This blog is a collaborative collection of the stuff we all make at home, and want to share. We share sewing, baking, craft stuff, home decorator projects, sculpting, painting, gardening, photography, scrapbooking, music, and anything else we want to throw down for viewing or listening (whether we consider it a success or not).
Boy, time for crafting has really gone by the wayside for me! (And the rest of the contributors, I assume, based on the recent blog activity!)
I realize that this blog post won't have relevance for many of you out there, unless you have a Star Wars obsessed daughter like I do. My darling 5 year old girl got ahold of my husbands old Star Wars toys circa 1979 about six months ago and hasn't looked back. She talks at great length about power droids, the differences between a Cloud Car and a Sand Speeder, and asks why Padme Amidala's last name isn't Skywaker since she got married to Anakin. She also frequently request that we all act out the characters as a family. She usually asks me to be Darth Vader....I'm still not sure if that is a compliment or an insult. Anyway, it sure beats playing Barbies every day!
She was recently invited to a neighborhood boy's Star Wars themed birthday party, and was told she could dress in character, if she wanted. Um......YEAH! She decided on Princess Leia (over Padme Amidala and Ahsoka Tano of the Clone Wars animated series) and I thought it would be fun if I could figure out a way to give her Leia's hairdo. Her hair is pretty short these days, so I started to envision using brown earmuffs and making some buns out of yarn to attach to them. Here's the end result.......
What's that you say? You'd ALSO like to have some Princess Leia hair? Well you are in luck because I created a tutorial so that you can make your own!
Supplies needed for PLH (Princess Leia Hair)
A pair of earmuffs
165 yards of brown yarn
Hot glue gun
A spool of brown grosgrain ribbon, either 5/8 in. or 7/8 in. width. (optional)

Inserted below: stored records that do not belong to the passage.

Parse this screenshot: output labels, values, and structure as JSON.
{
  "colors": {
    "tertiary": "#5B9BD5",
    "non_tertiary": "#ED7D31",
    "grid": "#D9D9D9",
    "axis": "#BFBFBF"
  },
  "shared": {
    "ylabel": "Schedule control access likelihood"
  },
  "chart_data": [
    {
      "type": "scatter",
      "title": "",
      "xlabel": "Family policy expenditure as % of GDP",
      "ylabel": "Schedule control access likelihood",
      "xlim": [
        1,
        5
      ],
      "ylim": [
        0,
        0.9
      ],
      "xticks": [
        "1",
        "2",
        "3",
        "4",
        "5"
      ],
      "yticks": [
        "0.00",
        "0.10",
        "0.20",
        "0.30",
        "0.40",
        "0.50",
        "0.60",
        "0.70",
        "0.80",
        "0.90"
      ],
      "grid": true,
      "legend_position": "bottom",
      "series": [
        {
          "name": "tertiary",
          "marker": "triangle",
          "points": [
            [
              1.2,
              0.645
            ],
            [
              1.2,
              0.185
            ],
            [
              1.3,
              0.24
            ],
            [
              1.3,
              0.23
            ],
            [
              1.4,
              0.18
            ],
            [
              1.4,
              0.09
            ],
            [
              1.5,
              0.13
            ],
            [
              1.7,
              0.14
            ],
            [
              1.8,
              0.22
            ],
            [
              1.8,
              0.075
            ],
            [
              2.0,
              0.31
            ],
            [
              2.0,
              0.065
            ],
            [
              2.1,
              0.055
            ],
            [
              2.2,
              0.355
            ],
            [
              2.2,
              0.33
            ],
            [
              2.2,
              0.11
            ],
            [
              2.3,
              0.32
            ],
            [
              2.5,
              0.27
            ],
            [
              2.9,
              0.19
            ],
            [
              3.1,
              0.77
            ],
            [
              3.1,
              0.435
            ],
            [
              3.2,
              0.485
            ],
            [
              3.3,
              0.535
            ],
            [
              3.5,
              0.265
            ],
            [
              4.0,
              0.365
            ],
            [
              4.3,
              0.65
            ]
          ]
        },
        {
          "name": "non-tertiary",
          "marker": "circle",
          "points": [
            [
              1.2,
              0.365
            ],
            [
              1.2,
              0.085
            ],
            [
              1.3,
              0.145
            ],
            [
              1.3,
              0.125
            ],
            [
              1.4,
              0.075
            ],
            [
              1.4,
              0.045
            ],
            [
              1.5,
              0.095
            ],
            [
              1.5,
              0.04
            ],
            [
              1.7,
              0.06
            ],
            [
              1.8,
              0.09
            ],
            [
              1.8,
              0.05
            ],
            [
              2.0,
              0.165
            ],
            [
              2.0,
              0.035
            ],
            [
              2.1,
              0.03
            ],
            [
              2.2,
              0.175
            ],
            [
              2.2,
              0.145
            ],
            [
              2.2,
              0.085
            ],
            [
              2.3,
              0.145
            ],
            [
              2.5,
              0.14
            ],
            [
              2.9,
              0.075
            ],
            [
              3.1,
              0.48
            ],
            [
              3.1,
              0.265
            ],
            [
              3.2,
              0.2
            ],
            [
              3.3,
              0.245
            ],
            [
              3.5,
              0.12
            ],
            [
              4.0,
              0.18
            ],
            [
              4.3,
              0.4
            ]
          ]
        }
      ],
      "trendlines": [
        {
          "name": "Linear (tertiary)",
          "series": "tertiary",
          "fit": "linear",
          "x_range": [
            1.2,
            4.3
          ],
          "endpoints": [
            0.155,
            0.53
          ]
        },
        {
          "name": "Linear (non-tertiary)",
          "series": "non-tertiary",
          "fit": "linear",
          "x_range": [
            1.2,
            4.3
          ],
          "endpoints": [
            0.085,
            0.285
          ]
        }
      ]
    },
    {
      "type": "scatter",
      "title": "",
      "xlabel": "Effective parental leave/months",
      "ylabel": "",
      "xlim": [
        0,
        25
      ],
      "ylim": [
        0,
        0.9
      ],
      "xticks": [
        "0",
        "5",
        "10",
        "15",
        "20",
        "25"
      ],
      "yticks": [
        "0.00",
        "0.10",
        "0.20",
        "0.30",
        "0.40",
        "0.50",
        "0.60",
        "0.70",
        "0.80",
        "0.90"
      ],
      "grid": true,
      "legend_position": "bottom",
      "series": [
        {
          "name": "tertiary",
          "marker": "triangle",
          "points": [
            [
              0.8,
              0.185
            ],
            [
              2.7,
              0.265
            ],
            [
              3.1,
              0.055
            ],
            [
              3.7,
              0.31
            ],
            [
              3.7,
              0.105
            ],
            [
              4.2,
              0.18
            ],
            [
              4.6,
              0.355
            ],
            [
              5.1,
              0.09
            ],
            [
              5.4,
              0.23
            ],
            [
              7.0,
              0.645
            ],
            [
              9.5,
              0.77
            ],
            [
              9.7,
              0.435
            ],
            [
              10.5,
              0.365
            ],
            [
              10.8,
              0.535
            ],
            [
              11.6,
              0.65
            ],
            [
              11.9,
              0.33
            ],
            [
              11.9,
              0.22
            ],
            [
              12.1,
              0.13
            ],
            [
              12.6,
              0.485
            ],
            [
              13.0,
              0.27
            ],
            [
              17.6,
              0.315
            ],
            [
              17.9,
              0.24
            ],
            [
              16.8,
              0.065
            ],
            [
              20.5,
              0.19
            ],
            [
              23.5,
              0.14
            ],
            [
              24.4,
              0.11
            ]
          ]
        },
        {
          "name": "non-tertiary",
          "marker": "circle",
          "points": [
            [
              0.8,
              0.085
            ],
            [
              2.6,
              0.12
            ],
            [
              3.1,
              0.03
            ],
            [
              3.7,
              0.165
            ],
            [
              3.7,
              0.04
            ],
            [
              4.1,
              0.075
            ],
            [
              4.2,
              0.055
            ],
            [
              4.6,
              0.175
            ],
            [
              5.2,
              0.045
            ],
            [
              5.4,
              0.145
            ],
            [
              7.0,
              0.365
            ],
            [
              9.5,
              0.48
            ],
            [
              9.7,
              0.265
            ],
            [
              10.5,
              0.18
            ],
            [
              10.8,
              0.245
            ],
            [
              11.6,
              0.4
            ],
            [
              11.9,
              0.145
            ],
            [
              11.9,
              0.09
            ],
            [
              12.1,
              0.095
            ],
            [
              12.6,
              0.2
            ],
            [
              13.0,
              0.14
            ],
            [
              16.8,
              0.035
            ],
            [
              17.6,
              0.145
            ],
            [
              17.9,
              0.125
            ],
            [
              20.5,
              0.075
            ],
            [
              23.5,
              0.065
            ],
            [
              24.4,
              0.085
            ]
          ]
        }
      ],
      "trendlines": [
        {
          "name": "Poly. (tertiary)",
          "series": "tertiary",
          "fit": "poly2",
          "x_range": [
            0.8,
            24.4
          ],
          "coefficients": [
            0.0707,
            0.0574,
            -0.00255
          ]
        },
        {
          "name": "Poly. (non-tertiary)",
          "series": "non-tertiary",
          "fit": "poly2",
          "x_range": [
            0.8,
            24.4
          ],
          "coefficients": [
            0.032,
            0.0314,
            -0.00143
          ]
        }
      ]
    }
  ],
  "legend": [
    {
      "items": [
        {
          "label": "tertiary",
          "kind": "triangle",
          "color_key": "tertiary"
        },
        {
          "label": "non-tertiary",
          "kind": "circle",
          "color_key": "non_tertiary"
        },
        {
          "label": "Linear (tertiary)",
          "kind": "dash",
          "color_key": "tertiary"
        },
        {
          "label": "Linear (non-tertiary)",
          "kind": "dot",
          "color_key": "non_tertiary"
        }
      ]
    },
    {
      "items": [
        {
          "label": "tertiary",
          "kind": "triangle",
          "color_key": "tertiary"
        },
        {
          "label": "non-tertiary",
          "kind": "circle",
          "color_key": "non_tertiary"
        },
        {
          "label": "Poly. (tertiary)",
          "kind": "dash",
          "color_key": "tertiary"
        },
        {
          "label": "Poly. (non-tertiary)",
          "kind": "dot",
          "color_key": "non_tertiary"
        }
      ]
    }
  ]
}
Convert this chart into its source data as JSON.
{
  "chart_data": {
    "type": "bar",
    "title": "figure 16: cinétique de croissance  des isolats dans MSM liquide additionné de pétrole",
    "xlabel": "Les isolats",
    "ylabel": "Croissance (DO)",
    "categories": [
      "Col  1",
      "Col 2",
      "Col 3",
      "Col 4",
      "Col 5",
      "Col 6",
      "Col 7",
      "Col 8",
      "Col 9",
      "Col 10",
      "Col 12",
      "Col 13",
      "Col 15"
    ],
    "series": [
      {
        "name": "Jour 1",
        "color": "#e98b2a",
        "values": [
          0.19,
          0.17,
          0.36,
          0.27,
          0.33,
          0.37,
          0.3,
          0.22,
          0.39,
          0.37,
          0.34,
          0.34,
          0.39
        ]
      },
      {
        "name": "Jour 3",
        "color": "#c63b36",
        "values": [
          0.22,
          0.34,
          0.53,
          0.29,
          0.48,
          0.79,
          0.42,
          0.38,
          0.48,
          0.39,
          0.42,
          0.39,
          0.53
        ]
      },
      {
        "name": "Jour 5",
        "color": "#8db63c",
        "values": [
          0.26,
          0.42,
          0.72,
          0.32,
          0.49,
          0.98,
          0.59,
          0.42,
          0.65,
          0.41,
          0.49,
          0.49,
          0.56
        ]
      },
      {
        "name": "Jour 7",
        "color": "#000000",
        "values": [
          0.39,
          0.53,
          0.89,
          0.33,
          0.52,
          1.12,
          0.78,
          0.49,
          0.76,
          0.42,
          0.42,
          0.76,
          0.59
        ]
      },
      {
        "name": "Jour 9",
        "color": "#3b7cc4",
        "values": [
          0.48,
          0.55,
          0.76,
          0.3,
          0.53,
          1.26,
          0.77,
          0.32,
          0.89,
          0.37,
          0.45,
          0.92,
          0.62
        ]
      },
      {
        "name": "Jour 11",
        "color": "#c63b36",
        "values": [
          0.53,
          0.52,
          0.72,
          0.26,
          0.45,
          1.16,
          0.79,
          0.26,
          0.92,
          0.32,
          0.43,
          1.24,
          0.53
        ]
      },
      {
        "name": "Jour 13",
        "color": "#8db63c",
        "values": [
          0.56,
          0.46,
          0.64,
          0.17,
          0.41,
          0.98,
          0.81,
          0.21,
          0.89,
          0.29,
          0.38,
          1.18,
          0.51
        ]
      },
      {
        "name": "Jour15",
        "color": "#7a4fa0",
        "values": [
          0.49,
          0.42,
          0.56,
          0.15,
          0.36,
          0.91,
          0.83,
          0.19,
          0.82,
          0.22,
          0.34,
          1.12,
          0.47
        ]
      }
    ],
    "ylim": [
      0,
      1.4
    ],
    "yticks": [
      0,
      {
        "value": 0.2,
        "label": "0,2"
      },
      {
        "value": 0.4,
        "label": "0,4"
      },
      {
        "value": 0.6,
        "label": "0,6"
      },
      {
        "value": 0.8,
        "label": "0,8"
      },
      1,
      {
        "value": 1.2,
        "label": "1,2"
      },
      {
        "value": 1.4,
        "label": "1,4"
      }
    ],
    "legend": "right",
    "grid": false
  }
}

First, locate yourself some earmuffs. I was trying to find the old school brown furry kind that you used to be able to buy for about a dollar. The earmuff selection was sparse in my local stores in March, so I ended up with these bad boys. The white part that is up against the ear is really too fluffy for optimal results, but it's all I had to work with.
Since Leia does not have orange, purple and green stripes on the top of her head, I decided to wrap the headband part of the earmuffs in brown grosgrain ribbon, overlapping the ribbon and hot gluing it on the inside every time I looped it around. I had about 100 spools of ribbon laying around my house (I'm a member of Girls Hairbow Makers Anonymous), but none plain brown. I took a polka dot print and turned it so that the "wrong side" faced out, making it the right side. What the what? Refer to Exhibit A below.
Next I took a strand of the brown yard and cut a length of 55 inches. Then I did that 8 more times so that I had 9 pieces of yarn 55 inches long each. Next I knotted one end very tightly to prepare the strands for braiding. I realize that Leia's buns aren't really braided, but I couldn't think of another way to secure all of the strands of hair to the earmuffs with a glue gun without creating a huge, gluey gummed up mess. If any of you in cyberland can improve upon this step, please share your ideas in the comments section at the end of this post!
It helps to have some tension on the yarn when you are braiding, so you can either find a willing participant to hold the knot while you braid, or you can stick a safety pin through the knot and pin it to your couch "friendship bracelet style"!
Braid all of the yarn until you get to the last two inches or so, then put a loose knot in that end in case you need to make adjustments later.
Fire up your glue gun and have extra glue sticks handy - I used about two and a half for the entire project. Take the braid end with the tight knot, squirt some hot glue in the center of the outside of one earmuff, and glue the knot down so that the braided yarn is flat, not on its' edge. Then, start gluing the braid down flat in a spiral pattern taking care to ensure there are no gaps.
Keep going until you've nearly covered the whole earmuff with the braided yarn. When you get near the end, you can take out the loose knot in the remaining end and adjust the yarn/braid longer or shorter, then knot it back together tightly. Trim the ends of the yarn close to the knot, then tuck the knotted end partly under the rest of the braided area (or don't) and hot glue that sucker down. The end result should look something like this.
Repeat this process on the other side. Give them to your giddy daughter, or keep them for yourself to wear to Pick N Save/Kroger/Jewel on double coupon day!